This is the year of the deja vu fragrance.
To the tune of $200 million in estimated retail sales, the fragrance industry increasingly has been marketing what often are referred to as “flankers,” whether they fit the classic definition or not. Generally, these are new fragrances that are related to established brands. They share some element — often part of the name and the bottle shape — while brandishing a new juice and reaching for a new customer. The latest example is Miami Glow, a spin-off of Jennifer Lopez’s Glow.
This year, the flanker phenomenon reached new heights, so much so that it has begun to spark controversy. Fragrance suppliers, which are being squeezed financially by having to keep devising new submissions, often find them distasteful; perfumers decry the lack of creativity inherent in the practice. But retailers and manufacturers, which see the appeal of built-in consumer trust — and consequently greater and easier sales — can’t seem to resist them.
“The consumer trusts the original brand, so she’s more open to buying these scents,” Thia Breen, executive vice president of cosmetics for the Federated Merchandising Division, said last April. “And as a retailer, I love them. It takes all the hard work that we have done with manufacturers and extends the life cycles of many scents.” Among those that have done well for Breen: Ralph Lauren’s Romance Silver, Clinique’s Happy Heart, Estée Lauder’s Pleasures Intense and Elizabeth Arden’s Red Door Revealed.
NPD Beauty, a division of The NPD Group, which tracks consumer buying patterns, estimates that flankers have steadily gained a thickening sliver of the department store fragrance market from 2 percent in 2001 to an estimated 8 percent this year. NPD defines flankers as a new fragrance product, such as a lighter or summer version of an earlier entry that is launched to leverage the brand equity of the existing scent.

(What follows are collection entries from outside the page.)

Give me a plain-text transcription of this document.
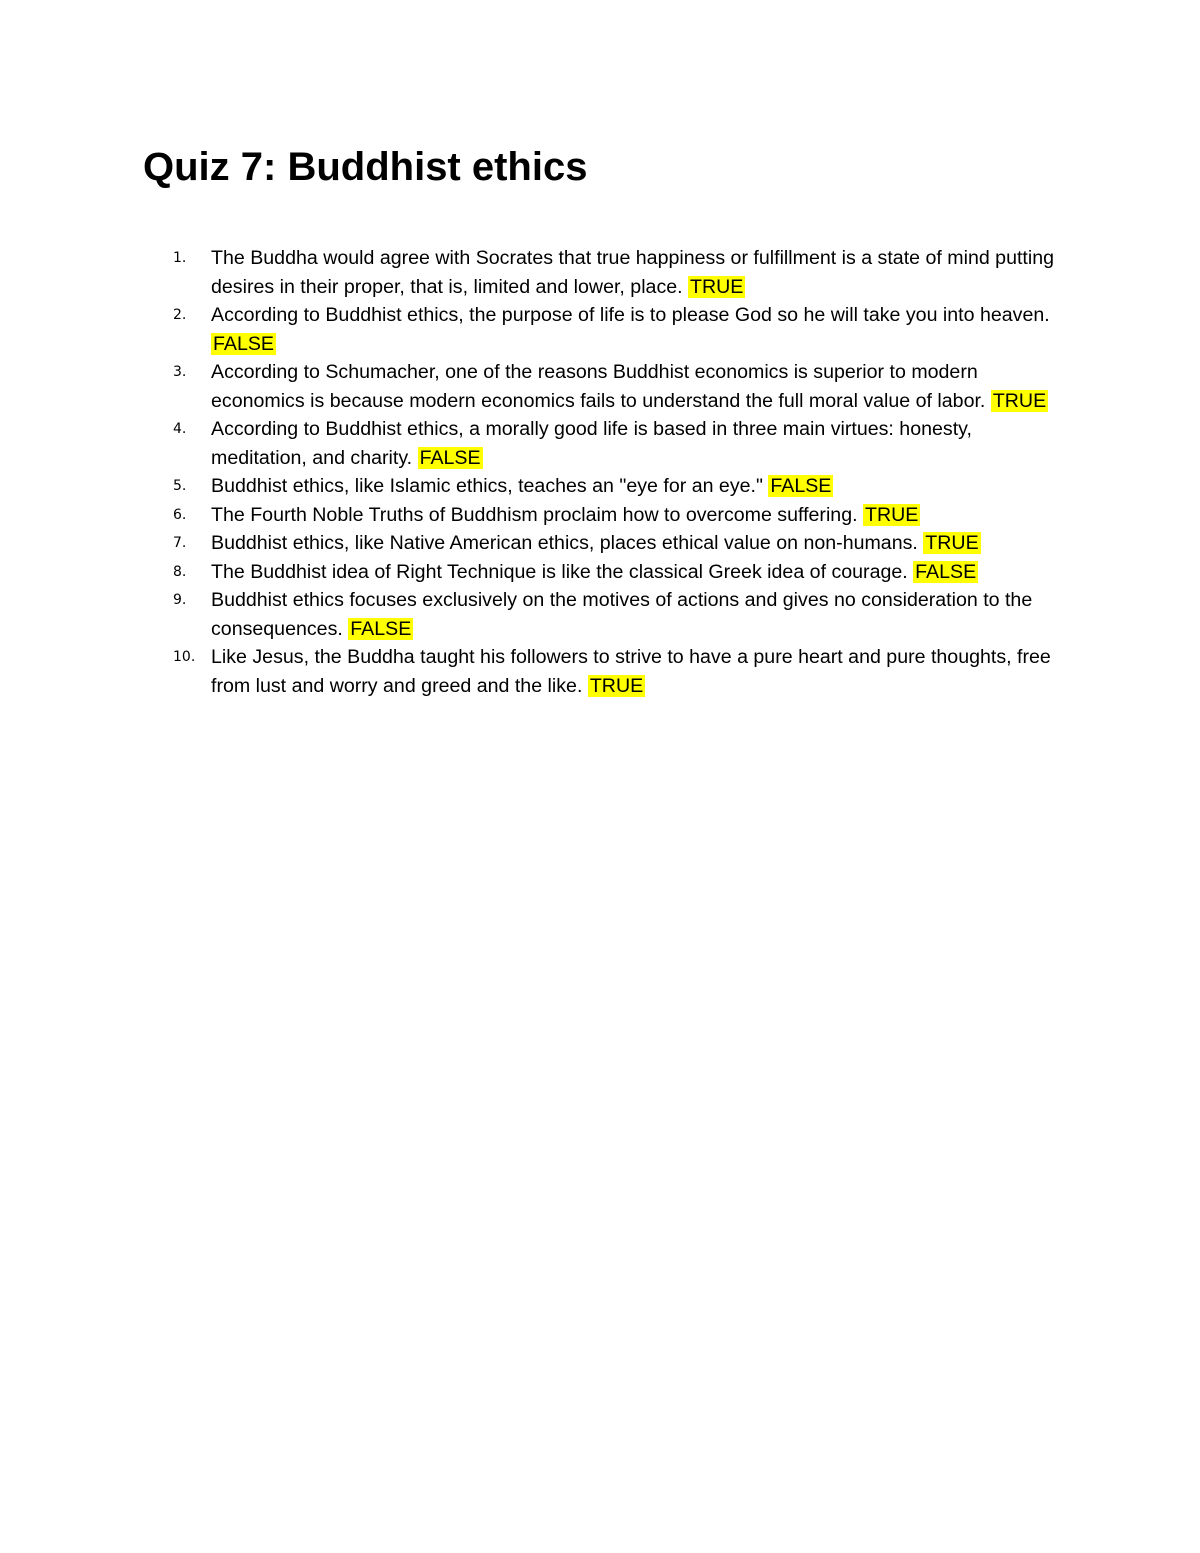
Quiz 7: Buddhist ethics
1. The Buddha would agree with Socrates that true happiness or fulfillment is a state of mind putting desires in their proper, that is, limited and lower, place. TRUE
2. According to Buddhist ethics, the purpose of life is to please God so he will take you into heaven. FALSE
3. According to Schumacher, one of the reasons Buddhist economics is superior to modern economics is because modern economics fails to understand the full moral value of labor. TRUE
4. According to Buddhist ethics, a morally good life is based in three main virtues: honesty, meditation, and charity. FALSE
5. Buddhist ethics, like Islamic ethics, teaches an "eye for an eye." FALSE
6. The Fourth Noble Truths of Buddhism proclaim how to overcome suffering. TRUE
7. Buddhist ethics, like Native American ethics, places ethical value on non-humans. TRUE
8. The Buddhist idea of Right Technique is like the classical Greek idea of courage. FALSE
9. Buddhist ethics focuses exclusively on the motives of actions and gives no consideration to the consequences. FALSE
10. Like Jesus, the Buddha taught his followers to strive to have a pure heart and pure thoughts, free from lust and worry and greed and the like. TRUE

“Recent introductions, like Shalimar Light and Ralph Cool, are using this concept to reach a younger consumer,” said Maria Ianni, fragrance account manager of NPD Beauty. “Flankers can help build loyalty, usually with less advertising, and play on consumers’ familiarity. Similar to fashion, what is old eventually will become new again, as celebrity fragrances were able to reinvent themselves from the Elizabeth Taylor days. Interests will eventually fade in the next year or two, until the concept is reinvented once again.”